1. The position of being elder or senior; seniority, precedence of birth, primogeniture.
1594. R. Parsons, Confer. Success., I. vi. 128. Primogenitura or eldership of birth was greatly respected by God.
1667. Dryden, Ind. Emperor, I. ii. My claim to her by Eldership I prove.
1754. Richardson, Grandison, I. v. 19. Her sister addressed her always by the word Child, with an air of eldership.
1838. Arnold, Hist. Rome, I. 274. [By Roman law] all children inherited their fathers estate in equal portions, without distinction of sex or eldership.
2. nonce-use. As a mock title of honor (after lordship): The personality of an elderly person.
1748. Richardson, Clarissa (1811), IV. 90. So irresistible to their elderships to be flattered.
3. The office or position of elder in a church.
1577. Harrison, England, II. v. (1877), I. 109. The office of eldership is equallie distributed betweene the bishop and the minister.
1655. Fuller, Ch.
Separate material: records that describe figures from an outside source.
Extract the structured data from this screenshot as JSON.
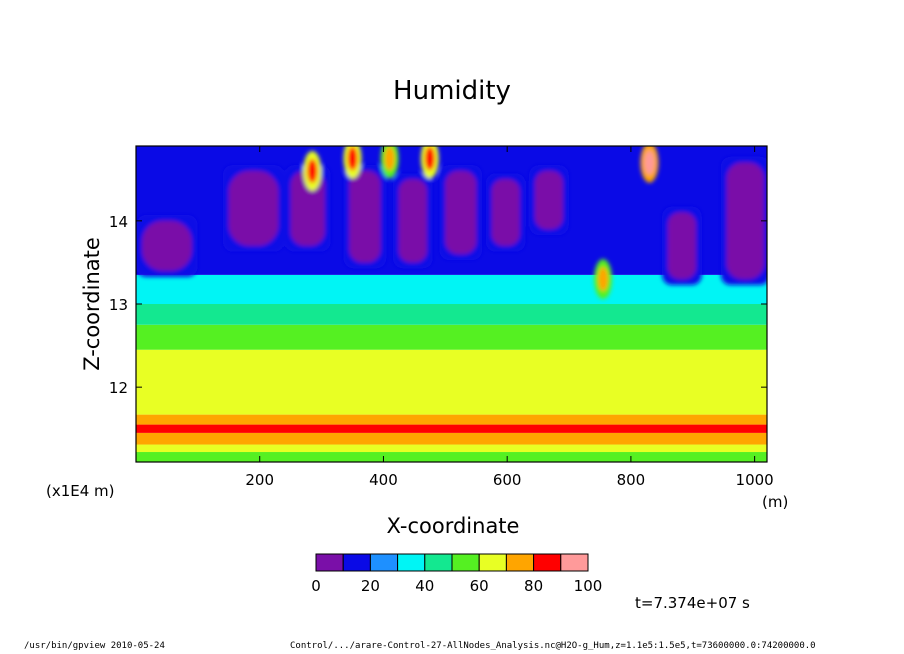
{
  "chart_data": {
    "type": "heatmap",
    "title": "Humidity",
    "xlabel": "X-coordinate",
    "ylabel": "Z-coordinate",
    "x_unit": "(m)",
    "y_unit": "(x1E4 m)",
    "xlim": [
      0,
      1020
    ],
    "ylim": [
      11.1,
      14.9
    ],
    "x_ticks": [
      200,
      400,
      600,
      800,
      1000
    ],
    "x_tick_labels": [
      "200",
      "400",
      "600",
      "800",
      "1000"
    ],
    "y_ticks": [
      12,
      13,
      14
    ],
    "y_tick_labels": [
      "12",
      "13",
      "14"
    ],
    "colorbar": {
      "levels": [
        0,
        10,
        20,
        30,
        40,
        50,
        60,
        70,
        80,
        90,
        100
      ],
      "labels": [
        "0",
        "20",
        "40",
        "60",
        "80",
        "100"
      ],
      "label_values": [
        0,
        20,
        40,
        60,
        80,
        100
      ],
      "colors": [
        "#7a0fa8",
        "#0a0ae6",
        "#1e90ff",
        "#00f5f5",
        "#13e890",
        "#55f022",
        "#e8ff24",
        "#ffa500",
        "#ff0000",
        "#ff9a9a"
      ]
    },
    "bands": [
      {
        "z": [
          11.1,
          11.22
        ],
        "value": 55
      },
      {
        "z": [
          11.22,
          11.31
        ],
        "value": 65
      },
      {
        "z": [
          11.31,
          11.45
        ],
        "value": 75
      },
      {
        "z": [
          11.45,
          11.55
        ],
        "value": 85
      },
      {
        "z": [
          11.55,
          11.67
        ],
        "value": 75
      },
      {
        "z": [
          11.67,
          12.45
        ],
        "value": 65
      },
      {
        "z": [
          12.45,
          12.75
        ],
        "value": 55
      },
      {
        "z": [
          12.75,
          13.0
        ],
        "value": 45
      },
      {
        "z": [
          13.0,
          13.35
        ],
        "value": 35
      },
      {
        "z": [
          13.35,
          14.9
        ],
        "value": 15
      }
    ],
    "dry_cells": [
      {
        "x": [
          10,
          90
        ],
        "z": [
          13.4,
          14.0
        ]
      },
      {
        "x": [
          150,
          230
        ],
        "z": [
          13.7,
          14.6
        ]
      },
      {
        "x": [
          250,
          305
        ],
        "z": [
          13.7,
          14.6
        ]
      },
      {
        "x": [
          345,
          395
        ],
        "z": [
          13.5,
          14.6
        ]
      },
      {
        "x": [
          425,
          470
        ],
        "z": [
          13.5,
          14.5
        ]
      },
      {
        "x": [
          500,
          550
        ],
        "z": [
          13.6,
          14.6
        ]
      },
      {
        "x": [
          575,
          620
        ],
        "z": [
          13.7,
          14.5
        ]
      },
      {
        "x": [
          645,
          690
        ],
        "z": [
          13.9,
          14.6
        ]
      },
      {
        "x": [
          860,
          905
        ],
        "z": [
          13.3,
          14.1
        ]
      },
      {
        "x": [
          955,
          1015
        ],
        "z": [
          13.3,
          14.7
        ]
      }
    ],
    "moist_plumes": [
      {
        "x": 285,
        "z": 14.6,
        "value": 85
      },
      {
        "x": 350,
        "z": 14.75,
        "value": 85
      },
      {
        "x": 410,
        "z": 14.75,
        "value": 75
      },
      {
        "x": 475,
        "z": 14.75,
        "value": 85
      },
      {
        "x": 830,
        "z": 14.7,
        "value": 95
      },
      {
        "x": 755,
        "z": 13.3,
        "value": 75
      }
    ],
    "time_annotation": "t=7.374e+07 s"
  },
  "footer": {
    "program": "/usr/bin/gpview   2010-05-24",
    "source": "Control/.../arare-Control-27-AllNodes_Analysis.nc@H2O-g_Hum,z=1.1e5:1.5e5,t=73600000.0:74200000.0"
  }
}
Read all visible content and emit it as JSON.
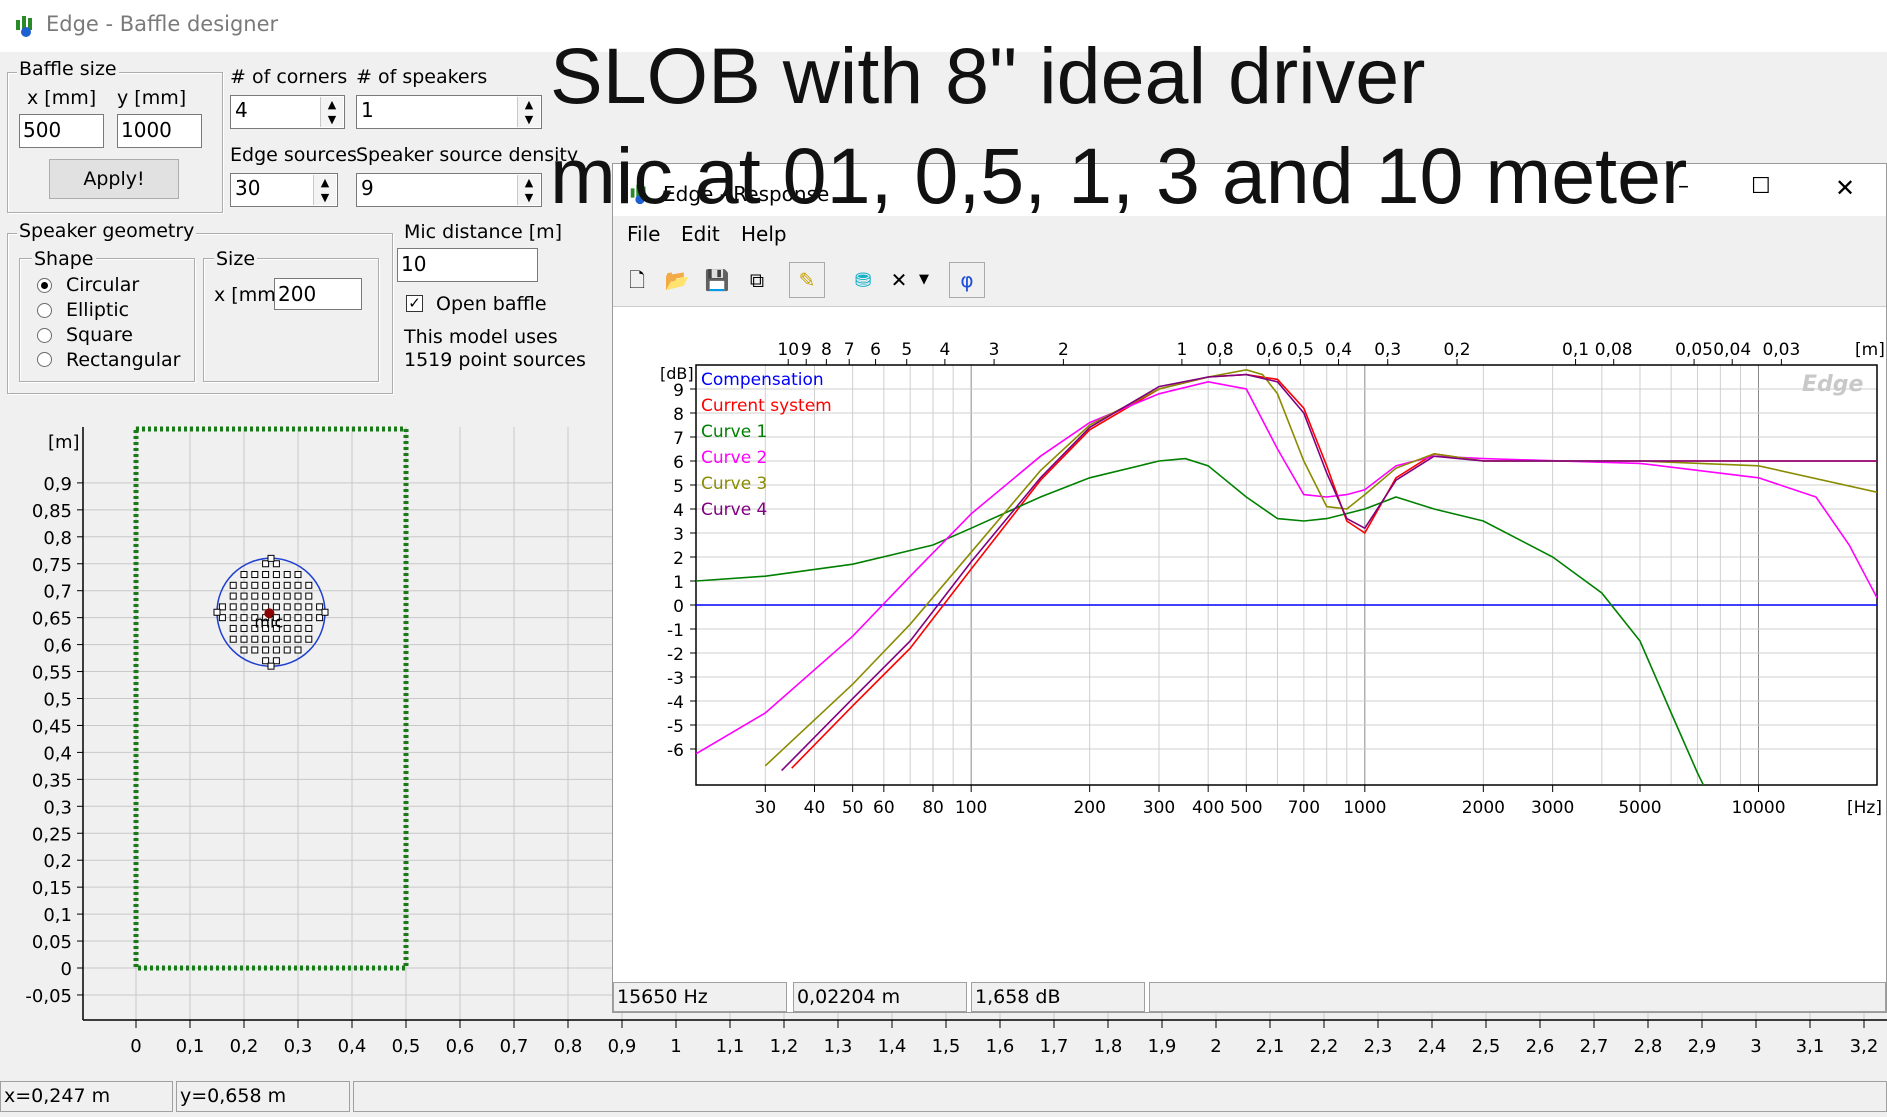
{
  "window": {
    "title": "Edge - Baffle designer"
  },
  "overlay": {
    "line1": "SLOB with 8\" ideal driver",
    "line2": "mic at  01, 0,5, 1, 3 and 10 meter"
  },
  "baffle_size": {
    "legend": "Baffle size",
    "x_label": "x [mm]",
    "y_label": "y [mm]",
    "x_value": "500",
    "y_value": "1000",
    "apply_label": "Apply!"
  },
  "corners": {
    "label": "# of corners",
    "value": "4"
  },
  "speakers": {
    "label": "# of speakers",
    "value": "1"
  },
  "edge_sources": {
    "label": "Edge sources",
    "value": "30"
  },
  "speaker_density": {
    "label": "Speaker source density",
    "value": "9"
  },
  "speaker_geometry": {
    "legend": "Speaker geometry",
    "shape_legend": "Shape",
    "shapes": [
      "Circular",
      "Elliptic",
      "Square",
      "Rectangular"
    ],
    "selected_shape": "Circular",
    "size_legend": "Size",
    "size_label": "x [mm]",
    "size_value": "200"
  },
  "mic": {
    "label": "Mic distance [m]",
    "value": "10",
    "open_baffle_label": "Open baffle",
    "open_baffle_checked": true,
    "model_text_1": "This model uses",
    "model_text_2": "1519 point sources",
    "mic_marker": "mic"
  },
  "baffle_plot": {
    "unit_label": "[m]",
    "y_ticks": [
      "0,9",
      "0,85",
      "0,8",
      "0,75",
      "0,7",
      "0,65",
      "0,6",
      "0,55",
      "0,5",
      "0,45",
      "0,4",
      "0,35",
      "0,3",
      "0,25",
      "0,2",
      "0,15",
      "0,1",
      "0,05",
      "0",
      "-0,05"
    ],
    "x_ticks": [
      "0",
      "0,1",
      "0,2",
      "0,3",
      "0,4",
      "0,5",
      "0,6",
      "0,7",
      "0,8",
      "0,9",
      "1",
      "1,1",
      "1,2",
      "1,3",
      "1,4",
      "1,5",
      "1,6",
      "1,7",
      "1,8",
      "1,9",
      "2",
      "2,1",
      "2,2",
      "2,3",
      "2,4",
      "2,5",
      "2,6",
      "2,7",
      "2,8",
      "2,9",
      "3",
      "3,1",
      "3,2"
    ]
  },
  "status_bar": {
    "x": "x=0,247 m",
    "y": "y=0,658 m"
  },
  "response_window": {
    "title": "Edge - Response",
    "menu": [
      "File",
      "Edit",
      "Help"
    ],
    "toolbar_phi": "φ",
    "watermark": "Edge",
    "status": {
      "freq": "15650 Hz",
      "wavelength": "0,02204 m",
      "level": "1,658 dB"
    }
  },
  "chart_data": {
    "type": "line",
    "ylabel": "[dB]",
    "xlabel": "[Hz]",
    "top_axis_label": "[m]",
    "x_scale": "log",
    "xlim": [
      20,
      20000
    ],
    "ylim": [
      -7.5,
      10
    ],
    "y_ticks": [
      "9",
      "8",
      "7",
      "6",
      "5",
      "4",
      "3",
      "2",
      "1",
      "0",
      "-1",
      "-2",
      "-3",
      "-4",
      "-5",
      "-6"
    ],
    "x_tick_labels": [
      "30",
      "40",
      "50",
      "60",
      "80",
      "100",
      "200",
      "300",
      "400",
      "500",
      "700",
      "1000",
      "2000",
      "3000",
      "5000",
      "10000"
    ],
    "top_tick_labels": [
      "10",
      "9",
      "8",
      "7",
      "6",
      "5",
      "4",
      "3",
      "2",
      "1",
      "0,8",
      "0,6",
      "0,5",
      "0,4",
      "0,3",
      "0,2",
      "0,1",
      "0,08",
      "0,05",
      "0,04",
      "0,03"
    ],
    "grid": true,
    "legend_position": "top-left",
    "series": [
      {
        "name": "Compensation",
        "color": "#0000ff",
        "x": [
          20,
          20000
        ],
        "y": [
          0,
          0
        ]
      },
      {
        "name": "Current system",
        "color": "#ff0000",
        "x": [
          35,
          50,
          70,
          100,
          150,
          200,
          300,
          400,
          500,
          600,
          700,
          800,
          900,
          1000,
          1200,
          1500,
          2000,
          3000,
          5000,
          10000,
          20000
        ],
        "y": [
          -6.8,
          -4.2,
          -1.8,
          1.5,
          5.2,
          7.3,
          9.0,
          9.5,
          9.6,
          9.4,
          8.2,
          5.8,
          3.5,
          3.0,
          5.3,
          6.3,
          6.0,
          6.0,
          6.0,
          6.0,
          6.0
        ]
      },
      {
        "name": "Curve 1",
        "color": "#008000",
        "x": [
          20,
          30,
          50,
          80,
          100,
          150,
          200,
          300,
          350,
          400,
          500,
          600,
          700,
          800,
          1000,
          1200,
          1500,
          2000,
          3000,
          4000,
          5000,
          6000,
          7000,
          7500
        ],
        "y": [
          1.0,
          1.2,
          1.7,
          2.5,
          3.2,
          4.5,
          5.3,
          6.0,
          6.1,
          5.8,
          4.5,
          3.6,
          3.5,
          3.6,
          4.0,
          4.5,
          4.0,
          3.5,
          2.0,
          0.5,
          -1.5,
          -4.5,
          -7.0,
          -8.0
        ]
      },
      {
        "name": "Curve 2",
        "color": "#ff00ff",
        "x": [
          20,
          30,
          50,
          70,
          100,
          150,
          200,
          300,
          400,
          500,
          600,
          700,
          800,
          900,
          1000,
          1200,
          1500,
          2000,
          5000,
          10000,
          14000,
          17000,
          20000
        ],
        "y": [
          -6.2,
          -4.5,
          -1.3,
          1.2,
          3.8,
          6.2,
          7.6,
          8.8,
          9.3,
          9.0,
          6.5,
          4.6,
          4.5,
          4.6,
          4.8,
          5.8,
          6.2,
          6.1,
          5.9,
          5.3,
          4.5,
          2.5,
          0.3
        ]
      },
      {
        "name": "Curve 3",
        "color": "#8b8b00",
        "x": [
          30,
          50,
          70,
          100,
          150,
          200,
          300,
          400,
          500,
          550,
          600,
          700,
          800,
          900,
          1000,
          1200,
          1500,
          2000,
          5000,
          10000,
          20000
        ],
        "y": [
          -6.7,
          -3.3,
          -0.8,
          2.2,
          5.6,
          7.5,
          9.0,
          9.5,
          9.8,
          9.6,
          8.8,
          6.0,
          4.1,
          4.0,
          4.6,
          5.7,
          6.3,
          6.0,
          6.0,
          5.8,
          4.7
        ]
      },
      {
        "name": "Curve 4",
        "color": "#800080",
        "x": [
          33,
          50,
          70,
          100,
          150,
          200,
          300,
          400,
          500,
          600,
          700,
          800,
          900,
          1000,
          1200,
          1500,
          2000,
          5000,
          10000,
          20000
        ],
        "y": [
          -6.9,
          -3.9,
          -1.5,
          1.8,
          5.3,
          7.4,
          9.1,
          9.5,
          9.6,
          9.3,
          8.0,
          5.5,
          3.6,
          3.2,
          5.2,
          6.2,
          6.0,
          6.0,
          6.0,
          6.0
        ]
      }
    ]
  }
}
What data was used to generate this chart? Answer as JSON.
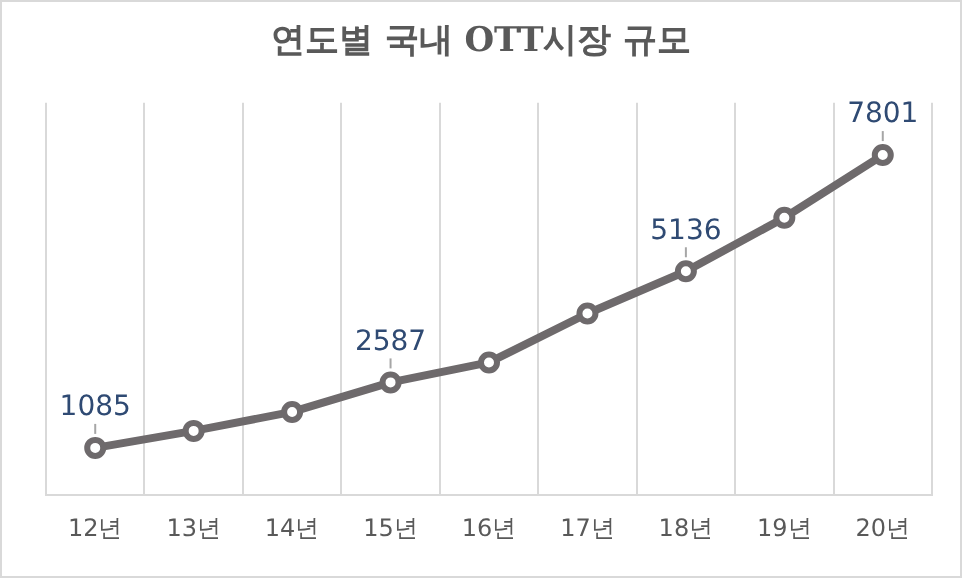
{
  "chart_data": {
    "type": "line",
    "title": "연도별 국내 OTT시장 규모",
    "categories": [
      "12년",
      "13년",
      "14년",
      "15년",
      "16년",
      "17년",
      "18년",
      "19년",
      "20년"
    ],
    "series": [
      {
        "color": "#6e6a6c",
        "values": [
          1085,
          1475,
          1910,
          2587,
          3045,
          4167,
          5136,
          6365,
          7801
        ],
        "value_labels": [
          "1085",
          null,
          null,
          "2587",
          null,
          null,
          "5136",
          null,
          "7801"
        ]
      }
    ],
    "ylim": [
      0,
      9000
    ],
    "tick_labels": "x",
    "grid": "x",
    "legend": false,
    "marker": "circle",
    "line_style": "solid"
  }
}
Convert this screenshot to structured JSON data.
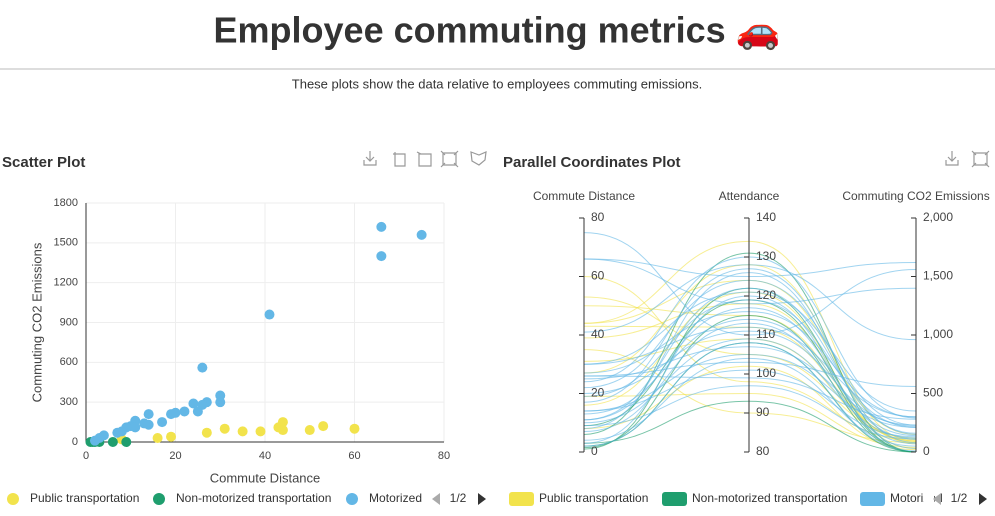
{
  "page": {
    "title": "Employee commuting metrics 🚗",
    "subtitle": "These plots show the data relative to employees commuting emissions."
  },
  "chart_data": [
    {
      "type": "scatter",
      "title": "Scatter Plot",
      "x_label": "Commute Distance",
      "y_label": "Commuting CO2 Emissions",
      "xlim": [
        0,
        80
      ],
      "xticks": [
        0,
        20,
        40,
        60,
        80
      ],
      "ylim": [
        0,
        1800
      ],
      "yticks": [
        0,
        300,
        600,
        900,
        1200,
        1500,
        1800
      ],
      "grid": true,
      "legend_page": "1/2",
      "series": [
        {
          "name": "Public transportation",
          "color": "#f2e34c",
          "x": [
            44,
            43,
            44,
            53,
            60,
            50,
            39,
            35,
            31,
            27,
            19,
            16,
            8
          ],
          "values": [
            150,
            110,
            90,
            120,
            100,
            90,
            80,
            80,
            100,
            70,
            40,
            30,
            20
          ]
        },
        {
          "name": "Non-motorized transportation",
          "color": "#1f9e6e",
          "x": [
            1,
            1.5,
            2,
            3,
            6,
            9
          ],
          "values": [
            0,
            0,
            0,
            0,
            0,
            0
          ]
        },
        {
          "name": "Motorized",
          "color": "#63b7e6",
          "x": [
            66,
            75,
            66,
            41,
            26,
            30,
            30,
            27,
            26,
            24,
            25,
            22,
            20,
            19,
            14,
            17,
            13,
            14,
            11,
            10,
            11,
            9,
            8,
            7,
            4,
            3,
            2
          ],
          "values": [
            1620,
            1560,
            1400,
            960,
            560,
            350,
            300,
            300,
            280,
            290,
            230,
            230,
            220,
            210,
            210,
            150,
            140,
            130,
            160,
            120,
            110,
            110,
            80,
            70,
            50,
            30,
            10
          ]
        }
      ]
    },
    {
      "type": "parallel",
      "title": "Parallel Coordinates Plot",
      "legend_page": "1/2",
      "dimensions": [
        {
          "name": "Commute Distance",
          "lim": [
            0,
            80
          ],
          "ticks": [
            0,
            20,
            40,
            60,
            80
          ]
        },
        {
          "name": "Attendance",
          "lim": [
            80,
            140
          ],
          "ticks": [
            80,
            90,
            100,
            110,
            120,
            130,
            140
          ]
        },
        {
          "name": "Commuting CO2 Emissions",
          "lim": [
            0,
            2000
          ],
          "ticks": [
            0,
            {
              "value": 500,
              "label": "500"
            },
            {
              "value": 1000,
              "label": "1,000"
            },
            {
              "value": 1500,
              "label": "1,500"
            },
            {
              "value": 2000,
              "label": "2,000"
            }
          ]
        }
      ],
      "series": [
        {
          "name": "Public transportation",
          "color": "#f2e34c",
          "rows": [
            [
              44,
              124,
              150
            ],
            [
              43,
              112,
              110
            ],
            [
              44,
              134,
              90
            ],
            [
              53,
              105,
              120
            ],
            [
              60,
              98,
              100
            ],
            [
              50,
              115,
              90
            ],
            [
              39,
              118,
              80
            ],
            [
              35,
              90,
              80
            ],
            [
              31,
              109,
              100
            ],
            [
              27,
              128,
              70
            ],
            [
              19,
              95,
              40
            ],
            [
              16,
              121,
              30
            ],
            [
              8,
              102,
              20
            ]
          ]
        },
        {
          "name": "Non-motorized transportation",
          "color": "#1f9e6e",
          "rows": [
            [
              1,
              122,
              0
            ],
            [
              1.5,
              115,
              0
            ],
            [
              2,
              108,
              0
            ],
            [
              3,
              93,
              0
            ],
            [
              6,
              131,
              0
            ],
            [
              9,
              119,
              0
            ]
          ]
        },
        {
          "name": "Motorized",
          "color": "#63b7e6",
          "rows": [
            [
              66,
              125,
              1620
            ],
            [
              75,
              110,
              1560
            ],
            [
              66,
              118,
              1400
            ],
            [
              41,
              128,
              960
            ],
            [
              26,
              103,
              560
            ],
            [
              30,
              121,
              350
            ],
            [
              30,
              112,
              300
            ],
            [
              27,
              116,
              300
            ],
            [
              26,
              99,
              280
            ],
            [
              24,
              130,
              290
            ],
            [
              25,
              107,
              230
            ],
            [
              22,
              124,
              230
            ],
            [
              20,
              111,
              220
            ],
            [
              19,
              119,
              210
            ],
            [
              14,
              105,
              210
            ],
            [
              17,
              127,
              150
            ],
            [
              13,
              114,
              140
            ],
            [
              14,
              101,
              130
            ],
            [
              11,
              122,
              160
            ],
            [
              10,
              109,
              120
            ],
            [
              11,
              117,
              110
            ],
            [
              9,
              97,
              110
            ],
            [
              8,
              126,
              80
            ],
            [
              7,
              113,
              70
            ],
            [
              4,
              104,
              50
            ],
            [
              3,
              120,
              30
            ],
            [
              2,
              108,
              10
            ]
          ]
        }
      ]
    }
  ]
}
Hist., IX. vi. § 52. He was deposed from his Eldership.
4. The collective body of (ecclesiastical) elders; a body or court of elders, a presbytery.
1557. N. T. (Genev.), 1 Tim. iv. 14. That gyft which was geuen thee by prophecie with the laying on of the handes, by the Eldership.
163446. Row, Hist. Kirk (1824), 66. They that tyrannize not over, but be subject to their particulare elderships.
1721. Wodrow, Corr. (1843), II. 568. Do you not lay in one scale the minister against the whole eldership in the other?
1828. E. Irving, Last Days, 151. As office-bearers in the church we are an unholy and an unworthy eldership.
1885. Edgar, Old Ch. Life Scotl., 189. All the courts of the Church might be called either Presbyteries or Elderships.